Here are the suspects. Error count/provider. The count is subject to change: ? provider [TRACE] @Afollette Analysis done. Errors reported in validator but data seems to be ok. 1 provider [UMCG] @mauroz77 Analysis done. Errors reported in validator but data seems to be ok. 2 provider [NKI] @Afollet Analysis done. False positives in validator are reported 3 provider [Curie-BC] @mauroz77 Analysis done. Errors reported in validator but data seems to be ok. Fixed publications value separated with ; 4 provider [Curie-LC] @mauroz77 Analysis done. Fixed data. There are some false positives in validator. 5 provider [Curie-OC] @mauroz77 Analysis done. Fixed data. There are some false positives in validator. 5 provider [IRCC-GC] @mauroz77 Analysis done. Fixed data. There are some false positives in validator. 6 provider [IRCC-CRC] @Afollet Anaylsis done. Fixed data. There are some false positives in validator. 6 provider [UOM-BC] @mauroz77 Analysis done. Fixed data. There are some false positives in validator. 6 provider [VHIO-BC] @mauroz77 Analysis done. Fixed data. There are some false positives in validator. 7 provider [LIH] @mauroz77 Analysis done. Fixed data. There are some false positives in validator. 7 provider [PMLB] @Afollet Analysis done. Fixed data. There are some false positives in validator 7 provider [UOC-BC] @Afollet Analysis done. Fixed data. There are some false positives in validator. 7 provider [VHIO-CRC] @mauroz77 Analysis done. Fixed data. There are some false positives in validator. 9 provider [HCI-BCM] @mauroz77 Analysis done. Fixed data. There are some false positives in validator. 10 provider [VHIO-PC] @mauroz77 done 12 provider [PDMR] @Afollet ( I am going to pass on this, modifications will be erased when we pull new data from the Oracle database. It would be better to fix it at the PDX-Transformer than the template level ) 12 provider [SJCRH] @mauroz77 done 13 provider [CRL] @mauroz77 done 14 provider [PPTC] @Afollet ( waiting on correspondence ) 14 provider [WUSTL]@mauroz77 done 17 provider [MDAnderson]@mauroz77 done 18 provider [DFCI-CPDM]@mauroz77 waiting provider's response

mauroz77 commented 3 years ago

Things to check:

Afollet commented 3 years ago

Thanks @mauroz77 I have made the same observations. I appears that the jtablesaw library is reading in the table and replacing the numeric types with blanks. If you use the "TYPE" function in excel you can see the cell value types are different. I'mma going open an issue on the jtablesaw repo about this.

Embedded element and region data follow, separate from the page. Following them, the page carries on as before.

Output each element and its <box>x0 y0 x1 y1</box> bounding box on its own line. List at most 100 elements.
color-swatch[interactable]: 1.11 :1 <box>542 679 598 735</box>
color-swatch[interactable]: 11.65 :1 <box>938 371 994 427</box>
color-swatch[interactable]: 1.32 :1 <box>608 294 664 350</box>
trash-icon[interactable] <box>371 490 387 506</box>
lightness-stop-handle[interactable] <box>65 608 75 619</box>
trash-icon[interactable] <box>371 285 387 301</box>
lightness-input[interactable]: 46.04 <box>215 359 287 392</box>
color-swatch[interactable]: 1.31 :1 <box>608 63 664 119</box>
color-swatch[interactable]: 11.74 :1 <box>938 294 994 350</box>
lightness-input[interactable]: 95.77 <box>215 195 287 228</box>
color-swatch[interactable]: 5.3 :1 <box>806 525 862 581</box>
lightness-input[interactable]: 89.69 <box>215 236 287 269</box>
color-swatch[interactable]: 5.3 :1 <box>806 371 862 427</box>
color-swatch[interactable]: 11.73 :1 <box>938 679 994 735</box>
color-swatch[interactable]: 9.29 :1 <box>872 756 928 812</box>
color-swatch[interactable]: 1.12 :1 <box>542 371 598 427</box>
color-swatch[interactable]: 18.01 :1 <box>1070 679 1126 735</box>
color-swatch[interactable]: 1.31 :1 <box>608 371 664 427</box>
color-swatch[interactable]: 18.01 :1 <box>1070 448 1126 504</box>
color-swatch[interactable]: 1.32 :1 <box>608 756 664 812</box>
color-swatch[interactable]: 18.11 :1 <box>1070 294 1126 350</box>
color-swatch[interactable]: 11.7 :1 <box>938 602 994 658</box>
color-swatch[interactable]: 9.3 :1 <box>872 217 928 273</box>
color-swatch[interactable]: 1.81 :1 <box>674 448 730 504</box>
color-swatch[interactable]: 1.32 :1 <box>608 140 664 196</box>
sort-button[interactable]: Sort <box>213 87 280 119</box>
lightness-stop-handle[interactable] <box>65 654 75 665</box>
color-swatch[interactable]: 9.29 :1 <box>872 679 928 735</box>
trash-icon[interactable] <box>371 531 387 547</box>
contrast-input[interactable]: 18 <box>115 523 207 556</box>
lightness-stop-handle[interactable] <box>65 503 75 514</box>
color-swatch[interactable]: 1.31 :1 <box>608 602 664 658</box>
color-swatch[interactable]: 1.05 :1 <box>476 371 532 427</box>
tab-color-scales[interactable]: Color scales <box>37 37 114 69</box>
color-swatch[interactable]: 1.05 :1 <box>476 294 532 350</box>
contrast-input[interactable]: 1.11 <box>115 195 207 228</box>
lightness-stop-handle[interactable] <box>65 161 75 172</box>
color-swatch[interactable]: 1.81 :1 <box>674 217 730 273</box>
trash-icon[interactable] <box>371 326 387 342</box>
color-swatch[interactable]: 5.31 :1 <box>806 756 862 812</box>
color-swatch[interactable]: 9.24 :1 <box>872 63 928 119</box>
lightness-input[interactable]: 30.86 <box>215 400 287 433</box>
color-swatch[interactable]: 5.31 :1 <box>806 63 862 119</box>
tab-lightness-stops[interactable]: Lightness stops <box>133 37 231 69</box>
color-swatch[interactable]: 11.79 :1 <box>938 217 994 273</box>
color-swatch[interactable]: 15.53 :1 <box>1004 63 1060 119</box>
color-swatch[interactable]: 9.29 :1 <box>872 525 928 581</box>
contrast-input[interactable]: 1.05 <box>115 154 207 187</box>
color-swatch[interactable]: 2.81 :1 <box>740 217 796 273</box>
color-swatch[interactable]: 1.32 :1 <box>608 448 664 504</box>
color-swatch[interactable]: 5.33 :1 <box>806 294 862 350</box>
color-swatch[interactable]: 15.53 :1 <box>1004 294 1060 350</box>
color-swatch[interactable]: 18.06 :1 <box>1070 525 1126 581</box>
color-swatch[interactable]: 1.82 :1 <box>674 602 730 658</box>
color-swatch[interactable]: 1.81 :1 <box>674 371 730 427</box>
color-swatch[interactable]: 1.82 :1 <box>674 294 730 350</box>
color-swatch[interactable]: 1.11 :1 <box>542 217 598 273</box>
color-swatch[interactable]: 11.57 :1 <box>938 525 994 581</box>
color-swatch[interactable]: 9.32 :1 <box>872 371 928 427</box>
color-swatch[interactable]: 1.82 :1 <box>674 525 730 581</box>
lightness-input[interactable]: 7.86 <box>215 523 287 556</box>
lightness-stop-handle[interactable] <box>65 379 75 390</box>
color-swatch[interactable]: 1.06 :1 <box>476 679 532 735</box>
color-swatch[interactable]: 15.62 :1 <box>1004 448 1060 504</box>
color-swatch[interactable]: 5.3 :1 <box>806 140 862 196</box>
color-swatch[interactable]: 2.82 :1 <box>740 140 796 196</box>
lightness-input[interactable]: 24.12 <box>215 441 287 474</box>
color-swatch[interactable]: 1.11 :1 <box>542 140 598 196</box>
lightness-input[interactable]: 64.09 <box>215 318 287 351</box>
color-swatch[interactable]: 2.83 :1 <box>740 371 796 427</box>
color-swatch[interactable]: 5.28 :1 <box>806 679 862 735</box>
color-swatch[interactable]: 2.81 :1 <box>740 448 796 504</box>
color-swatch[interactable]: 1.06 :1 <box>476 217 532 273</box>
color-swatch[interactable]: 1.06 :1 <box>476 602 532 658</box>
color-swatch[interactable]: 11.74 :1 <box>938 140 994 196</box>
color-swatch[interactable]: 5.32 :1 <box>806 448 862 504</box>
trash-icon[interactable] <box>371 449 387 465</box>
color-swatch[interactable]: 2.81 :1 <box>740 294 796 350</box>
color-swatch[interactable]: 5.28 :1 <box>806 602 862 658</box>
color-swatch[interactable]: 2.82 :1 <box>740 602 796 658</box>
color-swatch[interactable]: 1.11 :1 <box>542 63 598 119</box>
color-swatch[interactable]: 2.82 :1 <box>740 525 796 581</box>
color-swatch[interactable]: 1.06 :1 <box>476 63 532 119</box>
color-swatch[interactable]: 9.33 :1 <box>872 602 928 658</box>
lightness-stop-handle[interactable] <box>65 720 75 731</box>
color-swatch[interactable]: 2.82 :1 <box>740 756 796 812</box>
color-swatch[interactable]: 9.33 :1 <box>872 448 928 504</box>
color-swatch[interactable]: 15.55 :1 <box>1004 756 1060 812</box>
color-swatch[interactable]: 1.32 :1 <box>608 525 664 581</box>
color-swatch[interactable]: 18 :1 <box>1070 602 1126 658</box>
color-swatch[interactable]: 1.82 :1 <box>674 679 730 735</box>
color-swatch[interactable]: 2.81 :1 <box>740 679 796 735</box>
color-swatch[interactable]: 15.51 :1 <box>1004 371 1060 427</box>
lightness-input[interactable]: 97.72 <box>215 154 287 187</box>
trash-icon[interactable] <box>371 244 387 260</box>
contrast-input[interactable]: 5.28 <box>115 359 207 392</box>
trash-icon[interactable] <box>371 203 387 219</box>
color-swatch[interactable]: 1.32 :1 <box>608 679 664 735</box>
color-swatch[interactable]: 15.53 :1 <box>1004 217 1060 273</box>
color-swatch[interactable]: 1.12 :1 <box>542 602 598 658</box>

zperova commented 3 years ago

Moving to the next sprint. Large job.

Afollet commented 3 years ago

I have resolved all the tumour_type changes besides for Jax, DFCI-CPDM Everything that has "not specified" as a tumour_type

I changed all the mappings to correspond with these tumour_type changes.

zperova commented 3 years ago

@Afollet I take it as I can start mapping now?

Afollet commented 3 years ago

@zperova I checked the mappings yesterday. There was not anything new. Is there suppose to be new mappings?

zperova commented 3 years ago

I thought there will be about 30 mappings to do @CsabaHalmagyi was talking about - possibly from JAX

Afollet commented 3 years ago

I have a few changes on my local machine that I will push when gitlab is running.

There are correspondence between PPTC and DFCI-CPDM ( as @mauroz77 said ), but the rest of the work has been done.

Report here: https://docs.google.com/document/d/1bPl1xfT5jylv0ntONCcfoa1MLOdsZHKzXcO1cjCauVA/edit#heading=h.t0vdk2nut12d

Afollet commented 3 years ago

@zperova I resolved all the mappings I changed yesterday. There is nothing for you to wait on here.

zperova commented 3 years ago

Great, thanks @Afollet and @mauroz77 Report is very helpful! Closing.